Die Bachelorarbeit befasst sich mit der Untersuchung der Darstellung der Klimaaktivistengruppe „Letzte Generation“ in den deutschen Tageszeitungen taz und WELT. Seitdem die Gruppe 2022 gegründet wurde, polarisiert sie stark und auch die Medien greifen die Proteste der Gruppe in der Berichterstattung auf. Dadurch bilden sich die Lesenden eine Meinung, die von der Darstellung der Gruppe in den Medien geprägt wird.
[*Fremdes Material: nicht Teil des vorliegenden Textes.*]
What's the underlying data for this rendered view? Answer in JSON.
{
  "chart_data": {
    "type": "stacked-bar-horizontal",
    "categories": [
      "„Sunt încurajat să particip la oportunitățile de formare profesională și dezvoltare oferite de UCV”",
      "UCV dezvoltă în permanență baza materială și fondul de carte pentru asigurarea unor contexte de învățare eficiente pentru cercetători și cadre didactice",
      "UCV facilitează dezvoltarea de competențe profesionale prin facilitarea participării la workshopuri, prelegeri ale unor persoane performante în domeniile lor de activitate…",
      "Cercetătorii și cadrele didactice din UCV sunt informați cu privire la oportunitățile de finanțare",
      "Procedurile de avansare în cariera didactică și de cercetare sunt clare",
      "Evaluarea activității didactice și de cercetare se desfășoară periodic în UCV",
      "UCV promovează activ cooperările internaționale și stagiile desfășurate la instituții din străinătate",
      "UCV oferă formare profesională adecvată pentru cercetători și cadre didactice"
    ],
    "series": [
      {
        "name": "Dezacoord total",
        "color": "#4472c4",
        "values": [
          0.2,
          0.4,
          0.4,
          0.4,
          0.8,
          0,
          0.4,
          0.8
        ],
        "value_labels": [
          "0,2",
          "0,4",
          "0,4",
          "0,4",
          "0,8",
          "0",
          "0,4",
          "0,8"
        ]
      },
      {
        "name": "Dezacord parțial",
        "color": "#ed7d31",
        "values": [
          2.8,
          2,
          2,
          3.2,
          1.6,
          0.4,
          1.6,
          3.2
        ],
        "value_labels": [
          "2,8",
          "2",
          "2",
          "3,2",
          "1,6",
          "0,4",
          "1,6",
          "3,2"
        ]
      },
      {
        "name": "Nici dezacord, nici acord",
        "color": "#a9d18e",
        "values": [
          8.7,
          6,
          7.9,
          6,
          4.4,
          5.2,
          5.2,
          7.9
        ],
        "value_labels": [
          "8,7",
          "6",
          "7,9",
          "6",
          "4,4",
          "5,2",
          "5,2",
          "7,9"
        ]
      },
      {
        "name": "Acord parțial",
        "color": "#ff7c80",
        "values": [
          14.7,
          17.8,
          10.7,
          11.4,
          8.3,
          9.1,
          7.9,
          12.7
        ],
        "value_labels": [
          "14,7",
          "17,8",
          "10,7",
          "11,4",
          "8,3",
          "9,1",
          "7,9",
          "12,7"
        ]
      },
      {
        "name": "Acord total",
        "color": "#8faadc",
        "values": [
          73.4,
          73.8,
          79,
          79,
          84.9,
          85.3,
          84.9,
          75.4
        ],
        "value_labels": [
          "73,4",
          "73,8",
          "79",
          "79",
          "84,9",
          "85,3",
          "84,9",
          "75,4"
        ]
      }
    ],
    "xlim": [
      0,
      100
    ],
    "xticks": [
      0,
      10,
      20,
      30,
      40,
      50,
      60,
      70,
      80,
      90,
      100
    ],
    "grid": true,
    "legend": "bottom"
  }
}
Ziel der Arbeit war es, einen ersten Einblick zu gewinnen, wie die „Letzte Generation“ in den Zeitungen Deutschlands dargestellt wird und ob sich Unterschiede erkennen lassen. Dafür wurden repräsentativ die taz und die WELT zur Untersuchung herangezogen und der Frage nachgegangen: „Wie wird die Protestbewegung der ‚Letzten Generation‘ in der Berichterstattung der taz und der WELT im Zeitraum von 2021 bis 2024 in Artikeln präsentiert und welche Unterschiede zeigen sich in den Darstellungsweisen und Bewertungen zwischen den beiden Zeitungen?“
Es wurde angenommen, dass sich aufgrund der abweichenden politischen Leitlinien der Zeitungen Unterschiede in der Präsentation der Klimabewegung ergeben. Es wurde von einer positiven Einstellung der taz und einer negativeren Einstellung der WELT gegenüber der Gruppe ausgegangen. Dafür wurde eine quantitative Inhaltsanalyse anhand qualitativ herausgearbeiteter Merkmale durchgeführt. Untersucht wurden Inhalte von vier repräsentativen Ereignissen der „Letzten Generation“, die für starke Medienaufmerksamkeit gesorgt haben.
Die vergleichende Inhaltsanalyse konnte einen ersten Überblick liefern. Die Ergebnisse zeigen, dass beide Zeitungen überwiegend neutral berichten und ihren Schwerpunkt auf eine nachrichtenbasierte Berichterstattung legen. Trotzdem lassen sich Tendenzen erkennen: So treten bei der taz tendenziell eher positive Beschreibungen und bei der WELT eher negative Haltungen gegenüber der „Letzten Generation“ auf. Starke befürwortende oder ablehnende Haltungen wurden kaum festgestellt.